In 2004, polio cases in Afghanistan, India, and Pakistan were slashed by 45 per cent, their health ministers and senior officials announced today at a meeting at World Health Organization (WHO) headquarters in Geneva.

Similar momentum in 2005, with repeated immunization campaigns, should put an end to transmission in this particularly crowded corner of the world, which has proven a challenge to the global eradication of a potentially deadly disease that once paralyzed hundreds of thousands of children worldwide each year.

Today’s meeting was the one-year follow-up to the Geneva Declaration on the Eradication of Poliomyelitis, a 2004 pledge by the six remaining polio-endemic countries to intensify their activities, with some officials hoping to eradicate the disease within 12 months.

But the campaign suffered a setback in Africa, home to three of the six countries – Egypt, Niger and Nigeria – when various Nigerian states suspended immunization in 2003 over concerns by public figures about the safety of the oral vaccine, including rumours that it was contaminated by the HIV virus or that it could sterilize young girls.

The suspension was later lifted but not before the disease spread to re-infect 10 other previously polio-free African countries.

In Geneva today, the Asian officials hammered out a plan for 2005 that involves massive and repeated polio immunization campaigns in the few remaining affected districts of these countries.
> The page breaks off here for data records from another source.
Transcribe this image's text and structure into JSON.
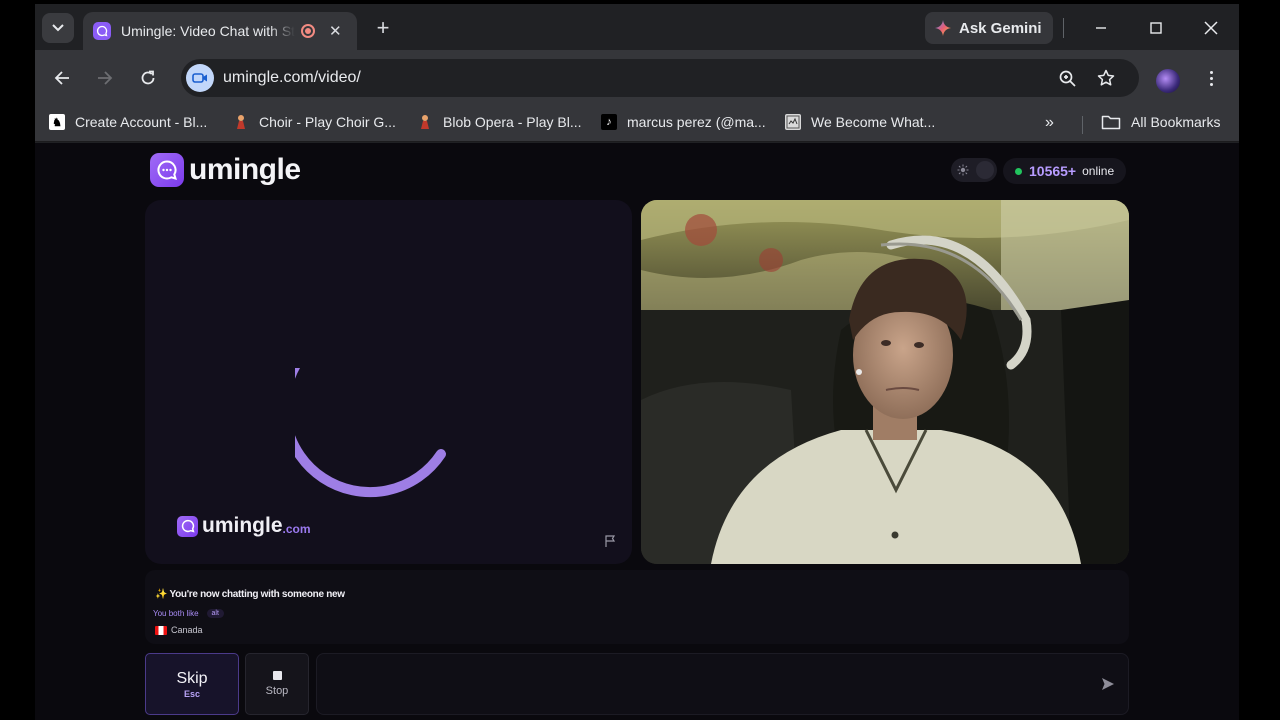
{
  "browser": {
    "tab": {
      "title": "Umingle: Video Chat with Strangers"
    },
    "gemini_label": "Ask Gemini",
    "url": "umingle.com/video/",
    "bookmarks": [
      {
        "label": "Create Account - Bl...",
        "icon": "lichess-icon"
      },
      {
        "label": "Choir - Play Choir G...",
        "icon": "choir-icon"
      },
      {
        "label": "Blob Opera - Play Bl...",
        "icon": "blob-opera-icon"
      },
      {
        "label": "marcus perez (@ma...",
        "icon": "tiktok-icon"
      },
      {
        "label": "We Become What...",
        "icon": "game-icon"
      }
    ],
    "all_bookmarks_label": "All Bookmarks"
  },
  "page": {
    "brand": "umingle",
    "online_count": "10565+",
    "online_label": "online",
    "watermark_brand": "umingle",
    "watermark_suffix": ".com",
    "chat": {
      "status_emoji": "✨",
      "status": "You're now chatting with someone new",
      "common_label": "You both like",
      "common_interest": "alt",
      "country": "Canada"
    },
    "skip_label": "Skip",
    "skip_key": "Esc",
    "stop_label": "Stop",
    "message_placeholder": ""
  },
  "colors": {
    "accent": "#8b5cf6",
    "online_dot": "#22c55e",
    "page_bg": "#0a090e"
  }
}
The emphasis will be on reaching children in communities traditionally under-served by health services.

Similar action last year paid off in shrinking the geographic footprint of the poliovirus and in cutting numbers of affected children. Total cases in the region have dropped to 186 last year from 336 in 2003, while surveillance in the key districts is twice as sensitive. Vast areas of each country reported no polio last year.

During the 2004 immunization campaigns in the three countries 210 million children were given 1.5 billion doses of vaccine.